Week Two: Chapter Two, Communion with Christ
Discussion Questions:
1. What part of this chapter truly stood out for you, caught your attention, or raised new questions for you?
2. Have you had an experience where you recognized Jesus in the breaking of the bread? In the eucharistic service, in the gathered community, or in some other way? Have you had a particularly transcendent experience of God’s presence in worship?
3. Read Luke 24:13-35, the story of the walk to Emmaus. How has your practice of sharing in Eucharist strengthened you for daily life, given your insight into how Jesus was present to you in times of grief or trouble, or sent you out from the service with a glad heard, wanting to share good news with others? How has sharing in eucharist shaped you over time?
4. Gatta talks about the “Sharing,” “Participation,” “Fellowship,” or “Communion” that we share in the eucharist. All of these are translations of the Greek word koinonia, or communion, which is also a word theologians have used to describe the inner life of the trinity: the persons of the trinity share in a fellowship of love together. At their best, churches share koinonia, a fellowship of love. When have you seen the church at its best, expressing this kind of fellowship that is nourished by Christ’s loving offering of himself?

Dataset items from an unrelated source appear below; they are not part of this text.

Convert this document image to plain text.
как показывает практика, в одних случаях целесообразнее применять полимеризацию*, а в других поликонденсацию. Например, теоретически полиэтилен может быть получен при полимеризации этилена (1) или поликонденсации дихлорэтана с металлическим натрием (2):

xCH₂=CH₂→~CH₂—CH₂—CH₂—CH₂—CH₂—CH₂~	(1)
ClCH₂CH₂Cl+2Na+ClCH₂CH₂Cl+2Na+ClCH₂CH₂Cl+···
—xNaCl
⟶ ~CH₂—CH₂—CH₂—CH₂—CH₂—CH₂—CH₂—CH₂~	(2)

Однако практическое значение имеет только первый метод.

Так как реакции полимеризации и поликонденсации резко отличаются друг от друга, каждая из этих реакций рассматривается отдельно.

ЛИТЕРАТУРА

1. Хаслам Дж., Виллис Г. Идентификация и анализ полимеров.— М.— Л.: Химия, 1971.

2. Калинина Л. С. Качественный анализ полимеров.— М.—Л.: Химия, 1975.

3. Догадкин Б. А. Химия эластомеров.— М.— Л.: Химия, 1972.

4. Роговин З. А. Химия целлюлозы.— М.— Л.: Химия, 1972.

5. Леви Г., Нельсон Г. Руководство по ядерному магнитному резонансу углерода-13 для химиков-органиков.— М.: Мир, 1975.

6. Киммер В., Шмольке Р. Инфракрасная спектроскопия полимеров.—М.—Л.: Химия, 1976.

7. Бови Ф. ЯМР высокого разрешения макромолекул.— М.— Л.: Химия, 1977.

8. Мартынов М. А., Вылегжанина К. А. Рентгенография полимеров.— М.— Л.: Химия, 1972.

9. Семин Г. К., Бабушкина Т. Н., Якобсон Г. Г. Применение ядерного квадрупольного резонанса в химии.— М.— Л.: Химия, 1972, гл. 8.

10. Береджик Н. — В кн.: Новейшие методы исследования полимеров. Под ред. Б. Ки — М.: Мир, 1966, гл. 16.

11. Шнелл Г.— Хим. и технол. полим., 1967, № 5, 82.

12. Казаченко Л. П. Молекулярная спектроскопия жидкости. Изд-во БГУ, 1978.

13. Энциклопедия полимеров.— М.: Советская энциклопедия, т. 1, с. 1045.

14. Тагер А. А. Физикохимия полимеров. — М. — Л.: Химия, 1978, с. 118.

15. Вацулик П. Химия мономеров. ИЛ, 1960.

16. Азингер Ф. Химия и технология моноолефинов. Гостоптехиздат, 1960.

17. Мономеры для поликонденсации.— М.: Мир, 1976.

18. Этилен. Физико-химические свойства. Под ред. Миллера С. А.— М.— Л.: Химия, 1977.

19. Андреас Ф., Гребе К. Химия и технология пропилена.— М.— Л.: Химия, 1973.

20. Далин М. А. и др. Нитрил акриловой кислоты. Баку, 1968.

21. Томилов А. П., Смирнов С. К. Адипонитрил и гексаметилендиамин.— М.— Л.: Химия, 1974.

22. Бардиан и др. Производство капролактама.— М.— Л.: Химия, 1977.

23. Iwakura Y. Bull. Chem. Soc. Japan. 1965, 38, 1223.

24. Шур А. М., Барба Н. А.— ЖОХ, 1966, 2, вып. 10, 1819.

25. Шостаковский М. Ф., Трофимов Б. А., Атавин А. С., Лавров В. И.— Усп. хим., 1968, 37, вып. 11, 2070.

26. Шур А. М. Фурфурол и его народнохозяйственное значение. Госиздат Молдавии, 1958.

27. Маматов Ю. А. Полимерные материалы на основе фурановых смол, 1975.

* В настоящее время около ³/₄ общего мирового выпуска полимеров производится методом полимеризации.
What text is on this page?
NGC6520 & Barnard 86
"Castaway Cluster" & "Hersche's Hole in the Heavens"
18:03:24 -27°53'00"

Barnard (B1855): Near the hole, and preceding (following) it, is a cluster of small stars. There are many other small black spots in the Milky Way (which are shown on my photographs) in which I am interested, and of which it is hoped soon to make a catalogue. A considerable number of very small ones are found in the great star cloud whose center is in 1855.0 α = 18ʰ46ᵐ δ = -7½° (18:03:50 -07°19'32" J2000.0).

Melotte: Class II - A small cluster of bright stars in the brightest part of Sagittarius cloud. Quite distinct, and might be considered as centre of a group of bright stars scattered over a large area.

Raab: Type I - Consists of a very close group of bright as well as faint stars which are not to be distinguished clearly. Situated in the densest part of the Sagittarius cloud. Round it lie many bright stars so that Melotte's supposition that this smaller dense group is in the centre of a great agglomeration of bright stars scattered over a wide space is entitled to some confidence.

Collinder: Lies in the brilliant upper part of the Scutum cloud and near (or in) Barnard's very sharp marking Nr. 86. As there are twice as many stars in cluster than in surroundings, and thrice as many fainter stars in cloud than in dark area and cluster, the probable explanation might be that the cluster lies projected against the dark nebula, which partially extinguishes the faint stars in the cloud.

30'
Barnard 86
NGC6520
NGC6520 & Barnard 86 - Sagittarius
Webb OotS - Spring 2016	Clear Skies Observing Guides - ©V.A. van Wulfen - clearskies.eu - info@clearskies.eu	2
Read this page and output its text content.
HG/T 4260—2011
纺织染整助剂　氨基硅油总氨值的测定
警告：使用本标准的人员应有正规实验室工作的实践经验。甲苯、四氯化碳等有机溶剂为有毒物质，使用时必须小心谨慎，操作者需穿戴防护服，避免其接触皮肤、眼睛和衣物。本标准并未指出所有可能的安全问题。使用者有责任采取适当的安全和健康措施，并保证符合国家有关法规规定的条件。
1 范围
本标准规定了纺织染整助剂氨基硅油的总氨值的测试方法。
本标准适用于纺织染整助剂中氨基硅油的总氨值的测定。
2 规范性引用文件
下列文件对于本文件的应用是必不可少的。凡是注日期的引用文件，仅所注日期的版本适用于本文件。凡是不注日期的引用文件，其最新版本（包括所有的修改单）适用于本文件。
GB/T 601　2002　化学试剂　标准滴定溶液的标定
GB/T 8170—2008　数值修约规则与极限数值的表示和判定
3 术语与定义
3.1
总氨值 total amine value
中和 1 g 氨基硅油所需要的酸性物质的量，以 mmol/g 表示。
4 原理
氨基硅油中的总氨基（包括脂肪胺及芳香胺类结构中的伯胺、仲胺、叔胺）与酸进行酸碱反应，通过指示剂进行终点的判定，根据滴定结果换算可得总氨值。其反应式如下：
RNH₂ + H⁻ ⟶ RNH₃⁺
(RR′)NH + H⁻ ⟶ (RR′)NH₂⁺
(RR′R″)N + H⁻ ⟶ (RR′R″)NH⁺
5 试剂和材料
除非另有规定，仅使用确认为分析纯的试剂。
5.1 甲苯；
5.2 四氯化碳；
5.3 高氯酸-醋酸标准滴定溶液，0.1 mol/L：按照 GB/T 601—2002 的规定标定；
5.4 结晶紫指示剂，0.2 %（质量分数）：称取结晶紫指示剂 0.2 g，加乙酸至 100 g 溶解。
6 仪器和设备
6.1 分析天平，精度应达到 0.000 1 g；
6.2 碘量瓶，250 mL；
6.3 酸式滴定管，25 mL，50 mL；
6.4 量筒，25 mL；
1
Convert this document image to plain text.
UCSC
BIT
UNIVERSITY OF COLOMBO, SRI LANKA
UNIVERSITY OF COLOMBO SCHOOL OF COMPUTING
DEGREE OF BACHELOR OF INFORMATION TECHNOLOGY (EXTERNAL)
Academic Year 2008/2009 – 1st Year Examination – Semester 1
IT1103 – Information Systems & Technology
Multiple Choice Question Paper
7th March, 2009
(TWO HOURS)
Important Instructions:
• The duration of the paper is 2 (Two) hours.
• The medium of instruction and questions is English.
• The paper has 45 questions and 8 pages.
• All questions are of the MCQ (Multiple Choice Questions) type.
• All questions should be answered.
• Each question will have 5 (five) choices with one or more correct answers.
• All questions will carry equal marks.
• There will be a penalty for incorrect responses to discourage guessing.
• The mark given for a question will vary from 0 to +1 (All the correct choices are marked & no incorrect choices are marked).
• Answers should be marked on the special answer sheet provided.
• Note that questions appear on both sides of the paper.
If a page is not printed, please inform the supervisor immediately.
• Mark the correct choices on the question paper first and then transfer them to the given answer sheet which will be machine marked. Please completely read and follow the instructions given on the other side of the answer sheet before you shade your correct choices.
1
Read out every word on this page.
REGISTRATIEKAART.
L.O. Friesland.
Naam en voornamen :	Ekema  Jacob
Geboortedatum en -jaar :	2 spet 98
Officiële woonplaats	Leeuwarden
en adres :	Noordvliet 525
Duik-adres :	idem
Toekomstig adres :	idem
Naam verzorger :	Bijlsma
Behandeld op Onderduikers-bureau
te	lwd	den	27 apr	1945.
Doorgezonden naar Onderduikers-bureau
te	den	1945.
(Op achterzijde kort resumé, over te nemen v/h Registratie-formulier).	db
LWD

5. Gatta quotes the second-century theologian Justin Martyr as saying, “We do not receive these things [i.e., the bread and wine of the eucharist] as common bread or common drink.” How is the bread and wine of the eucharist different from an ordinary offering of hospitality through food and drink?
6. Gatta says, “Once we have become part of a community of faith … we need to settle in.” She describes the frictions that some experience in the church as a way that God can work on our own imperfections if we are open to God’s grace. How have the difficult parts of being part of a church opened your heart to new gifts of the spirit?